One-man show developers these days are a bit like those one-man orchestras. I respect them mostly because what they do is technically very difficult indeed, playing multiple instruments at the same time. But I usually don't respect them for the end product, which is never as good as a well-guided and well-educated team of specialists would have accomplished. This is not so much a critique as it is a simple observation, but it's important to realize this.

the way forward

If we want to respond to the ever-more demanding clients, we'll need to start doing things a little different. Solutions coming from people doing one-man show development are actually pointing in the right direction, but will fail if they are executed by one and the same person. Wireframing and designing in html is okay, but not when done by the same person. The subtleties and knowledge for each job is just too much for one single person to handle, and it will only continue to get harder. So there is a definite need for new best practices and better platforms to accommodate the different profiles working together, something that is still strangely lacking today.

As a html-guy I've noticed important changes in my day to day job too.

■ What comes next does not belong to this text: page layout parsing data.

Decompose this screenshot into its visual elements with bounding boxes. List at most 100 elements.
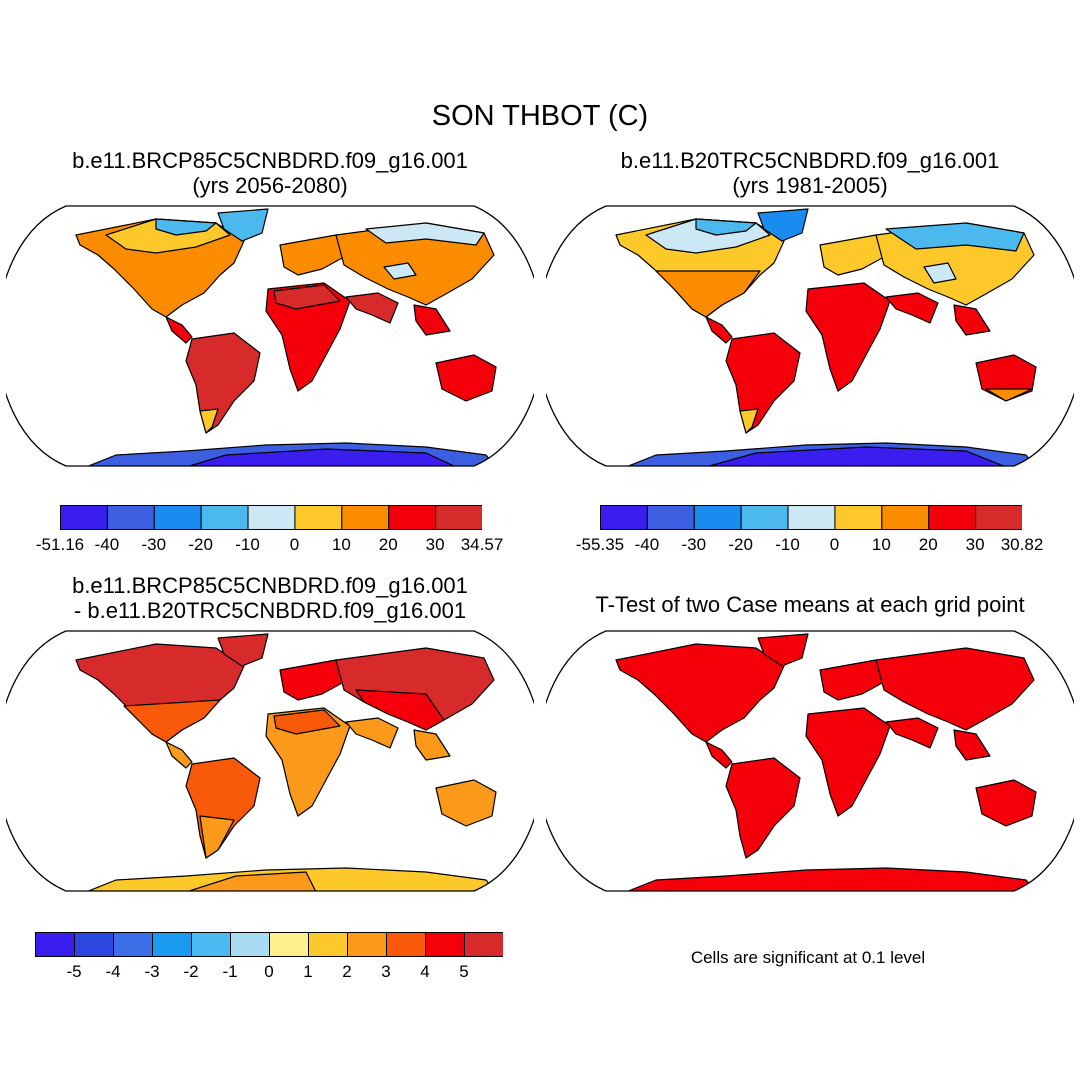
- africa: [265, 282, 351, 392]
- colorbar-box: [975, 505, 1022, 530]
- panel4-title: T-Test of two Case means at each grid po…: [540, 592, 1080, 617]
- greenland: [757, 208, 809, 242]
- south-america-south: [199, 815, 235, 859]
- map-rcp85: [6, 205, 534, 467]
- colorbar-tick-label: 30: [965, 535, 985, 554]
- south-america: [185, 332, 261, 434]
- africa: [265, 707, 351, 817]
- sahara: [273, 284, 341, 310]
- colorbar-box: [388, 505, 437, 530]
- colorbar-box: [152, 932, 192, 957]
- canada-arctic: [155, 218, 217, 236]
- significance-note: Cells are significant at 0.1 level: [690, 948, 926, 967]
- colorbar-tick-label: 0: [289, 535, 300, 554]
- colorbar-box: [200, 505, 249, 530]
- arctic-islands: [695, 218, 757, 236]
- map-border: [6, 630, 534, 892]
- se-asia: [413, 729, 451, 761]
- siberia: [885, 222, 1025, 252]
- colorbar-box: [425, 932, 465, 957]
- colorbar-boxes: [35, 932, 503, 957]
- colorbar-tick-label: -5: [66, 962, 82, 981]
- colorbar-tick-label: -40: [634, 535, 660, 554]
- south-america: [725, 332, 801, 434]
- map-border: [546, 205, 1074, 467]
- arabia-india: [885, 717, 939, 749]
- south-america: [725, 757, 801, 859]
- map-historical: [546, 205, 1074, 467]
- colorbar-box: [230, 932, 270, 957]
- colorbar-tick-label: -1: [222, 962, 238, 981]
- colorbar-box: [341, 505, 390, 530]
- colorbar-box: [386, 932, 426, 957]
- colorbar-tick-label: -51.16: [35, 535, 85, 554]
- antarctica-west: [185, 871, 317, 891]
- panel3-title-line1: b.e11.BRCP85C5CNBDRD.f09_g16.001: [72, 573, 468, 598]
- colorbar-tick-label: -10: [775, 535, 800, 554]
- colorbar-tick-label: -3: [144, 962, 160, 981]
- africa: [805, 282, 891, 392]
- colorbar-tick-label: -55.35: [575, 535, 625, 554]
- australia: [435, 354, 497, 402]
- colorbar-tick-label: -4: [105, 962, 121, 981]
- colorbar-box: [693, 505, 742, 530]
- antarctica-interior: [705, 446, 1007, 466]
- colorbar-tick-label: 2: [342, 962, 352, 981]
- colorbar-tick-label: 10: [871, 535, 891, 554]
- colorbar-box: [153, 505, 202, 530]
- tibet: [383, 262, 417, 280]
- asia-south: [355, 689, 445, 731]
- colorbar-tick-label: 30.82: [1000, 535, 1044, 554]
- australia: [435, 779, 497, 827]
- colorbar-box: [600, 505, 648, 530]
- central-america: [705, 741, 733, 769]
- panel3-title-line2: - b.e11.B20TRC5CNBDRD.f09_g16.001: [73, 598, 467, 624]
- arabia-india: [885, 292, 939, 324]
- colorbar-box: [435, 505, 482, 530]
- colorbar-boxes: [60, 505, 482, 530]
- colorbar-tick-label: -10: [235, 535, 260, 554]
- colorbar-box: [740, 505, 789, 530]
- se-asia: [413, 304, 451, 336]
- colorbar-tick-label: -2: [183, 962, 199, 981]
- figure-title: SON THBOT (C): [431, 100, 649, 132]
- colorbar-box: [106, 505, 155, 530]
- map-difference: [6, 630, 534, 892]
- colorbar-tick-label: 20: [918, 535, 938, 554]
- se-asia: [953, 729, 991, 761]
- colorbar-tick-label: -30: [681, 535, 707, 554]
- colorbar-box: [113, 932, 153, 957]
- colorbar-historical: -55.35 -40 -30 -20 -10 0 10 20 30 30.82: [576, 505, 1043, 561]
- asia: [875, 647, 1035, 731]
- arabia-india: [345, 292, 399, 324]
- colorbar-box: [464, 932, 503, 957]
- map-border: [546, 630, 1074, 892]
- tibet: [923, 262, 957, 284]
- greenland: [217, 208, 269, 242]
- colorbar-tick-label: -20: [728, 535, 753, 554]
- colorbar-box: [347, 932, 387, 957]
- north-america-south: [123, 699, 221, 743]
- colorbar-rcp85: -51.16 -40 -30 -20 -10 0 10 20 30 34.57: [36, 505, 503, 561]
- colorbar-box: [191, 932, 231, 957]
- panel1-title-line2: (yrs 2056-2080): [192, 173, 348, 199]
- australia: [975, 779, 1037, 827]
- colorbar-tick-label: 1: [303, 962, 313, 981]
- se-asia: [953, 304, 991, 336]
- central-america: [705, 316, 733, 344]
- map-ttest: [546, 630, 1074, 892]
- colorbar-tick-label: 34.57: [460, 535, 504, 554]
- central-america: [165, 316, 193, 344]
- colorbar-box: [60, 505, 108, 530]
- colorbar-box: [74, 932, 114, 957]
- colorbar-tick-label: 3: [381, 962, 391, 981]
- panel1-title-line1: b.e11.BRCP85C5CNBDRD.f09_g16.001: [72, 148, 468, 173]
- panel3-title: b.e11.BRCP85C5CNBDRD.f09_g16.001 - b.e11…: [0, 573, 540, 624]
- south-america-tip: [199, 408, 219, 434]
- colorbar-tick-label: 10: [331, 535, 351, 554]
- arabia-india: [345, 717, 399, 749]
- panel2-title-line1: b.e11.B20TRC5CNBDRD.f09_g16.001: [620, 148, 1000, 173]
- colorbar-tick-label: 20: [378, 535, 398, 554]
- panel1-title: b.e11.BRCP85C5CNBDRD.f09_g16.001 (yrs 20…: [0, 148, 540, 199]
- africa: [805, 707, 891, 817]
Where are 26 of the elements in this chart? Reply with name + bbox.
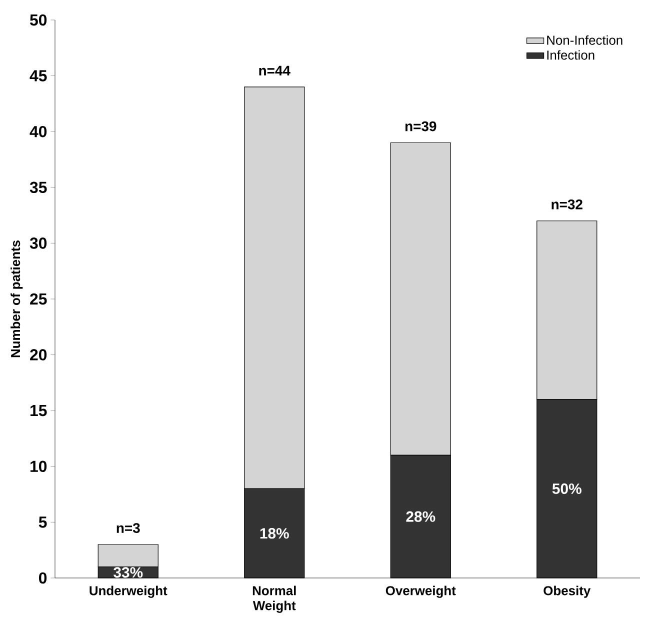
legend-label: Non-Infection [547,35,622,45]
annotation: 50% [552,483,582,494]
x-tick-label: Obesity [544,586,591,598]
y-tick-label: 45 [30,70,47,82]
total-label: n=44 [259,66,290,76]
annotation: 18% [260,528,289,539]
annotation: 28% [406,511,436,522]
y-tick-label: 50 [30,14,47,26]
total-label: n=3 [116,523,140,533]
x-tick-label: Overweight [386,586,456,598]
annotation: 33% [114,567,143,578]
y-tick-label: 25 [30,293,47,305]
y-tick-label: 20 [30,349,47,360]
y-tick-label: 35 [30,182,47,194]
total-label: n=39 [405,121,436,132]
total-label: n=32 [552,199,582,210]
x-tick-label: Underweight [90,586,168,598]
y-axis-title: Number of patients [10,240,23,358]
y-tick-label: 0 [38,572,47,584]
y-tick-label: 10 [30,460,47,472]
y-tick-label: 30 [30,238,47,249]
legend-label: Infection [547,50,594,60]
y-tick-label: 5 [38,516,47,528]
y-tick-label: 40 [30,126,47,138]
y-tick-label: 15 [30,405,47,416]
x-tick-label: Normal Weight [252,586,296,613]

A lot of what I used to do was copy/paste work from one template to another, from one site to another. These days I'm more focused on writing a specific html component once and referencing that component wherever I need it. It allows for maximum consistency, ease of adaptation and a minimum of errors. I can't really go in-depth here, but the steps we are taking to make our job easier are profound and will have a serious impact on the way I work on a daily basis.

conclusion

While many people are looking for ways to combine all the work they do into a simpler workflow, they are fighting for a lost cause. It's time to split responsibilities, specialize (without over-specialization) and see how each member of the team can cooperate as efficiently as possible, reducing the amount of work and overhead.

If you're still trying to do everything yourself, know that in a few years time you'll probably become a liability within your own community, holding others down and delivering sub-optimal websites that won't convince your clients of the full potential our web holds. It's a tough truth alright, but it's right around the corner and waiting to happen.

References
Published at DZone with permission of Niels Matthijs, author and DZone MVB. (source)

(Note: Opinions expressed in this article and its replies are the opinions of their respective authors and not those of DZone, Inc.)

Comments

David Illescas replied on Thu, 2011/04/07 - 9:53am

Interesting read.

replied on Sat, 2011/04/09 - 1:13am

An interesting opinion piece. I disagree, though, being a one-man developer myself. I find things are actually getting easier over time rather than more difficult. My increasing skill level / experience plus Wordpress plugins are helping me achieve great things for my customers.

Thomas Eichberger replied on Sat, 2011/04/09 - 7:32am in response to:

The same is true for me ;-)

Sebastian Thiel replied on Sun, 2011/04/10 - 4:45am

I think both applies nowadays: customers want rich user interfaces and social networking, which makes life for (one-man-show-)developers harder. On the other hand there are very good tools (like wordpress, ...) out there, that help making things easier. I think it depends on the tools you're using. Java enterprise web development for example is not a one-man-show ;)

Shoaib Almas replied on Sat, 2012/08/25 - 6:57am

Just because you aren't up to the challenge, don't assume others are the same! A team work is another name for a committee. You'll end up with a website that has all the whizz-bang latest tricks, and clients will pay for 5 people when one would have done. And a LOT of meetings as people have to be brought up to date.

The secret is to get the client's staff involved (even if it means giving up billable hours), build in phases, be modular, and understand your client's customers. If the site you're building is THAT complex, you're not focusing on your client's core business. You're building a site that you can charge a lot for, that requires constant professional maintenance.